In the period 2008 to 2016, average enrolments in courses offered by the UNSW School of Petroleum Engineering have grown from approximately 40 students to more than 100. This has rapid growth has created challenges for the School as the numbers of teaching staff has lagged behind the number of students. In order to ensure our students continue to enjoy a high quality learning experience across the program, we tested innovative teaching techniques in our 3rd year Reservoir Engineering course. In this paper we discuss some reservoir engineering example to explain our improved teaching techniques.

Students in this course are assumed to have a sound grasp of the fundamental concepts of transport in porous media. Therefore, new content was introduced in the tutorials before the lectures. This swapping of the traditional order, requires students to actively apply existing knowledge to new environments and enables students to collaboratively construct knowledge of the course content in a problem-solving context. A key advantage of this approach is that we can ensure that students are able to see the real-world importance of what they are learning as it is being taught. Further, students can identify incorrect approaches to solving the problems at the same time as they are being introduced to new concepts which can be challenging in conventional flipped classroom approaches. We used a number of feedback approaches to measure the success of our techniques.

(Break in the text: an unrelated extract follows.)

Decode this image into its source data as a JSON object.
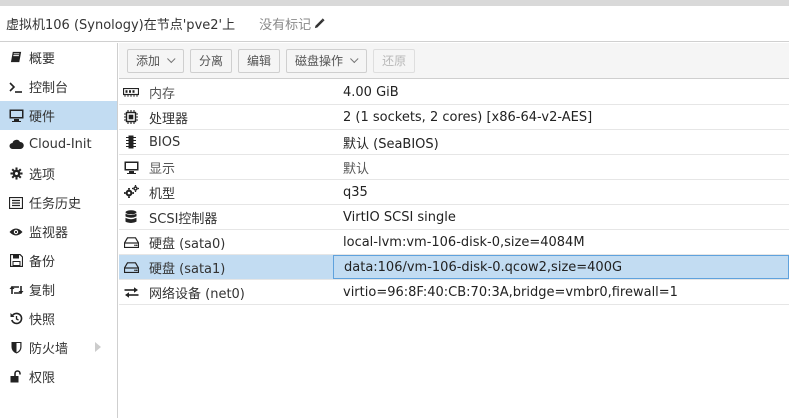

Feedback from academic colleagues and our students is encouraging. We have found that 85% of students who completed the anonymous surveys are satisfied with tutorial-lecture swapping. The tutorial problems must be designed in a way that the students have prior knowledge to understand the problem statement. Therefore, this approach might only be applied for advanced engineering courses. This technique can be used for other advanced level Petroleum Engineering courses as well.